Re-supplying a ship under way at sea is dangerous all by itself. Two ships, sailing close to each other connected by steel cables. One mistake could send the ships crashing together, or strain and sever the cables causing havok on the deck. In a carefully choreographed production, supplies and sometimes personnel would get transferred between the two ships as quickly as possible.

When the re-supply ship is a tanker the danger is escalated. Multiple lines are strung, then thick fuel hoses are passed across and locked into place. As the fuel transfer begins thousands of gallons of fuel stream through those hoses. Any accident, any mistake could destroy both ships in a massive fireball

I happened to be on deck during one refueling, watching the intricate “dance” on the deck. Of course, no unnecessary personnel were allowed anywhere near the portion of the deck being used for refueling. Suddenly the worst scenario developed, incoming enemy aircraft!

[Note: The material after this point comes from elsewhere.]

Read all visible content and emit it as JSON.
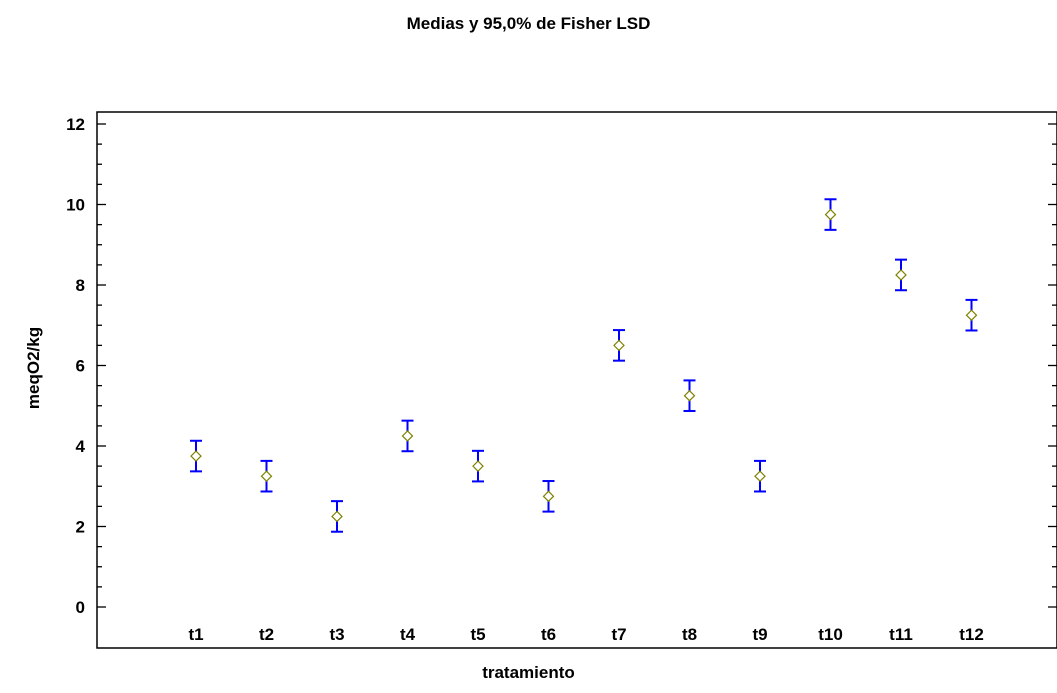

The hoses popped loose and then cables were released. The hoses fell into the water. The ship lurched hard to the left as the tanker veered hard right. I had to grab something to keep from falling over. Stuff was tumbling across the deck from the high side to the low side. Despite the apparent chaos, and the occasional tumbling sailor, activity on the deck did not stop during the breakaway. Seemed like each Sailor had something specific he was doing and was not going to be distracted.

The aircraft never did get to us, no idea what went on there. And we didn’t try to re-establish the refuel. Just kept what we had and went on.